И эту его исключительность опять-таки нельзя объяснить тем, что современники часто не понимают открывателей новых путей мышления. Швейцер к таким открывателям не принадлежал. Ни в одной из областей, в которых он работал, с его именем не связаны какие-либо радикальные новшества. (Восторженные и поверхностные почитатели славы Швейцера, правда, иногда говорят об открытии нового пути спасения человечества, об «эйнштейновском перевороте» в этике[65].) Этот человек, сформировавшийся как мыслитель и как личность в конце прошлого – столь далекого от нас – века, искавший свои идеалы в устремлениях лучших умов прошлого века, был удивительно старомоден.
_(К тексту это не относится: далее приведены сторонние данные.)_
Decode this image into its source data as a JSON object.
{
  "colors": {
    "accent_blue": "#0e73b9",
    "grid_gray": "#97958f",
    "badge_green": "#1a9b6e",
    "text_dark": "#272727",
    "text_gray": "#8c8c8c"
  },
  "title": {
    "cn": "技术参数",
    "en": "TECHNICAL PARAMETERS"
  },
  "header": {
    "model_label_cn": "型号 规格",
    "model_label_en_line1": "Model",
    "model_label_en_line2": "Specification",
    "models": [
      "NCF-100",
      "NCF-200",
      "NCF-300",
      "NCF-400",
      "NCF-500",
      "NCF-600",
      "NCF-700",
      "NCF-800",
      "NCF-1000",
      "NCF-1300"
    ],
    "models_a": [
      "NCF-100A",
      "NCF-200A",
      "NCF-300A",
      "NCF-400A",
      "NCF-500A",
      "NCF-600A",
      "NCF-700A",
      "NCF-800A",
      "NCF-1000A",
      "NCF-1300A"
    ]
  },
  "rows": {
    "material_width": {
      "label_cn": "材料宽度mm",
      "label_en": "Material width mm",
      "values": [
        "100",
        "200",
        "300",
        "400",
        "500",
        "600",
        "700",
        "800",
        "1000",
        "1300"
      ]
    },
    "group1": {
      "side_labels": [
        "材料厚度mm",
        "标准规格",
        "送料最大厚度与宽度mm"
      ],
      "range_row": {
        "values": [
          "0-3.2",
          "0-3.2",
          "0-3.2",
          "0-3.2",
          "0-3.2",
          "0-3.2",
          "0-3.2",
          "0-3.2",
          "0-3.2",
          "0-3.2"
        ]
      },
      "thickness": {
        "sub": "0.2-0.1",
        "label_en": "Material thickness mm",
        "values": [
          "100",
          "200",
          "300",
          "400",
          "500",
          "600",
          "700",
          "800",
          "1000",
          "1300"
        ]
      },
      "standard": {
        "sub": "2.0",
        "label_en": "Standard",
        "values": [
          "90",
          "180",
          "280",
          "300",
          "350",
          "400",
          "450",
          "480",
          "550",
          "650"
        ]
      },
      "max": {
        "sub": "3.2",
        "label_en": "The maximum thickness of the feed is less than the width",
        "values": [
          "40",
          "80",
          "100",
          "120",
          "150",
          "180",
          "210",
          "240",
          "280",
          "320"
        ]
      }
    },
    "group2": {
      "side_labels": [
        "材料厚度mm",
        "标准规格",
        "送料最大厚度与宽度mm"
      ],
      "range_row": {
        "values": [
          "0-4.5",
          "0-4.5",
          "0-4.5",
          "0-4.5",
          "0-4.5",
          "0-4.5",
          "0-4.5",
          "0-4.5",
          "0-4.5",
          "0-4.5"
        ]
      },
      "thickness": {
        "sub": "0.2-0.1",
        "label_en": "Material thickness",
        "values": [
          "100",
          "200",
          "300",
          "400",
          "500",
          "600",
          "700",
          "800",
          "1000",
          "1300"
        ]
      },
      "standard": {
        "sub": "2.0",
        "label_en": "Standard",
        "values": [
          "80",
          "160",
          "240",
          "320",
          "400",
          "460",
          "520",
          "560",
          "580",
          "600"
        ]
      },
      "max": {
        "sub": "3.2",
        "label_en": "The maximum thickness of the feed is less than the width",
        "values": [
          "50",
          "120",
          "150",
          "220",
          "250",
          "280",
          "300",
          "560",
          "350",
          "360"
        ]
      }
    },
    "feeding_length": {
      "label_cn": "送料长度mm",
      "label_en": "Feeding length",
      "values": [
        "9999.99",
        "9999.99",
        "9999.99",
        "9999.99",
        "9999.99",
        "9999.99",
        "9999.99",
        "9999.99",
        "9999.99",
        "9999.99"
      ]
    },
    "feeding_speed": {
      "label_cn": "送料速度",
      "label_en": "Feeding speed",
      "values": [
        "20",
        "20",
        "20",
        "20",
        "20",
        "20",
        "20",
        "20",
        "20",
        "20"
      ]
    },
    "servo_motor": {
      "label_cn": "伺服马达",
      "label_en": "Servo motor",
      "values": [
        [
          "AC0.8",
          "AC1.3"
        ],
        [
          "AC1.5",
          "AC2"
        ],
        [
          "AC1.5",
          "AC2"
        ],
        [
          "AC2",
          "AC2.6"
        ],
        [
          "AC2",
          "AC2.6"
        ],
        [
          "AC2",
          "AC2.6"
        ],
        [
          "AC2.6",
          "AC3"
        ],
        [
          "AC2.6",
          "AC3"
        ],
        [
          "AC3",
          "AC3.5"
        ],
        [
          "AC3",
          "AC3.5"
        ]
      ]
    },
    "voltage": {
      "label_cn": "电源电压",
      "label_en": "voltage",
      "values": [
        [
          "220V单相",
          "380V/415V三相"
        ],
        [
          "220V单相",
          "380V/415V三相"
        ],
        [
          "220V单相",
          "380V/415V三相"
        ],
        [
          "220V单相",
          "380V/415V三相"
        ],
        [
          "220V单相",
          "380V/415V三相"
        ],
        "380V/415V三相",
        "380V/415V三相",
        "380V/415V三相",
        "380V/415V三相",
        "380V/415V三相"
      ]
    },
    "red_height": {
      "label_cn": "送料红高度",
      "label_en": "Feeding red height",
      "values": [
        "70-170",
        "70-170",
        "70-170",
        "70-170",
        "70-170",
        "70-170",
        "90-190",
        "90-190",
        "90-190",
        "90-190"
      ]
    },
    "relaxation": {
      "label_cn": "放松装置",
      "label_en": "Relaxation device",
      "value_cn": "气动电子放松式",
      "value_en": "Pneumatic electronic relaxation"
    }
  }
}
Ему сродни скорее героический и трагический образ рыцаря, созданный Сервантесом, чем героический и трагический – на иной лад – образ Прометея. Это отнюдь не значит, будто Швейцер жил в мире собственной фантазии. Он жил в современном мире, но смотрел на его болезни и судил его с высоты благородных и гуманных идеалов старого рационализма и гуманизма. Он был старомоден ровно настолько, чтобы напоминать современникам о том, сколь далеко ушла их действительность и их фантазии от этих высот. «Как дерево из года в год приносит одни и те же, но каждый раз новые плоды, так и все идеи, имеющие непреходящую ценность, должны вновь и вновь рождаться в мысли», – писал Швейцер, поясняя необходимость такого напоминания[66].

Альбер Швейцер – один из последних (если не последний) «могикан» тех представителей классической культуры, чье влияние определялось не силой стоящих за ними масс, а прежде всего масштабом их собственной личности. Измерять наше отношение к нему расстоянием от его философии до современного научного мировоззрения, до марксизма было бы невозможно; здесь должны действовать иные меры, и они в конечном счете оказываются связанными с тем же «личностным» масштабом. Жизнь и личность Швейцера – это горький упрек эпохе и обществу, которые не имеют героев и не нуждаются в них. И в то же время эта жизнь – яркий пример человечности, нравственная вершина, на которую долго будут оглядываться люди, какими бы путями они ни шли.